Bush Says Iraq Could be Like Vietnam After Tet Offensive
In an interview with ABC’s George Stephanopoulos, President Bush conceded that the present situation in Iraq “could be” at a turning point like the Tet Offensive was in Vietnam.
Stephanopoulos asked whether the president agreed with the opinion of columnist Tom Friedman, who wrote in The New York Times today that the situation in Iraq may be equivalent to the Tet offensive in Vietnam almost 40 years ago. “He could be right,” the president said, before adding, “There’s certainly a stepped-up level of violence, and we’re heading into an election.”
TigerHawk correctly notes the real lesson of Tet:
Tet, however, was not a military disaster for the United States. Quite to the contrary, history has revealed that the Tet offensive was in fact a crushing defeat for the Viet Cong, and effectively required that the Communists conquer the South by invasion from the North, rather than by civil insurgency. The Viet Cong were only able to turn a military disaster into strategic victory by persuading the American media that the United States was mired in stalement. With the domestic political support for the war fading fast, the United States decided to withdraw from Indochina, even though it would take Nixon and Kissinger another four years to accomplish it.
Then again, nobody credible is arguing that the current sectarian mayhem is hiding “a crushing defeat” for our enemies in Iraq. But the other part of the analogy, that the perception of futility is being fed by the panoptic nature of this war, is apt.
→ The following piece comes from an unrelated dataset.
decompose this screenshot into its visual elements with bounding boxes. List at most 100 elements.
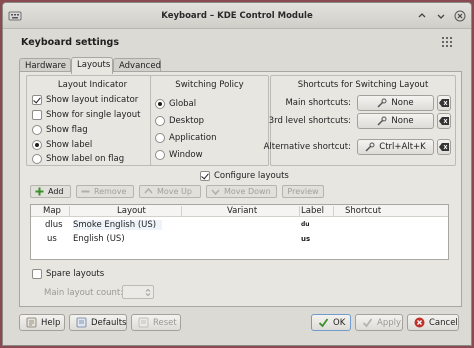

Bush was surprisingly good in the interview, at least judging from the text. (Brent Baker at Newbusters has the video of the interview in multiple formats.)
“George, my gut tells me that they have all along been trying to inflict enough damage that we’d leave,” Bush said. “And the leaders of al Qaeda have made that very clear. Look, here’s how I view it. First of all, al Qaeda is still very active in Iraq. They are dangerous. They are lethal. They are trying to not only kill American troops, but they’re trying to foment sectarian violence. They believe that if they can create enough chaos, the American people will grow sick and tired of the Iraqi effort and will cause government to withdraw.”
Bush said he could not imagine any circumstances under which all U.S. troops would be withdrawn from Iraq before the end of his presidency. “You mean every single troop out? No,” he told Stephanopoulos.
Bush also had some tough words for Democrats, saying that pulling troops from Iraq would be the equivalent of surrender. “If we were to leave before the job is done, in my judgment, the al Qaeda would find a safe haven from which to attack. This is exactly what they said,” Bush said. The president insisted he was not disparaging his opponents. “It’s not questioning their patriotism. I think it’s questioning their judgment,” he said.
Stephanopoulos pointed out that 72 Democrats running for the House had used Bush in their campaign ads.
“Are they saying good things?” Bush joked. “Look, maybe that strategy will work; maybe it won’t work. I’ve always found that when a person goes in to vote, they’re going to want to know what that person’s going to do. What is the plan for a candidate on Iraq? What do they believe?”
This is indeed the choice we face. Whether we should have done things differently at the tactical level–or even gone to war in Iraq in the first place–we are where we are. While elections are and should be a referendum on the past performance of leaders on the ballot, they are also a means of deciding future policy.
It’s quite likely that we’ll wind up with something less than the Middle East equivalent of the shining city on the hill that the neocons were hoping for when we went into Iraq. It may be that we’ve reached a turning point in the sectarian violence from which there is no return and that we’ll ultimately wind up leaving in defeat. But if the president has accurately described the consequences of that outcome–and I believe he has–then we should continue trying to figure out how to win unless and until we are absolutely sure we can’t.
UPDATE: As an aside, when was the last time you saw a Tom Friedman column being debated? The NYT’s decision to put its columnists behind a paid subscriber wall has, as widely predicted, substantially dimished their relevance. In Friedman’s case, at least, that’s truly a shame.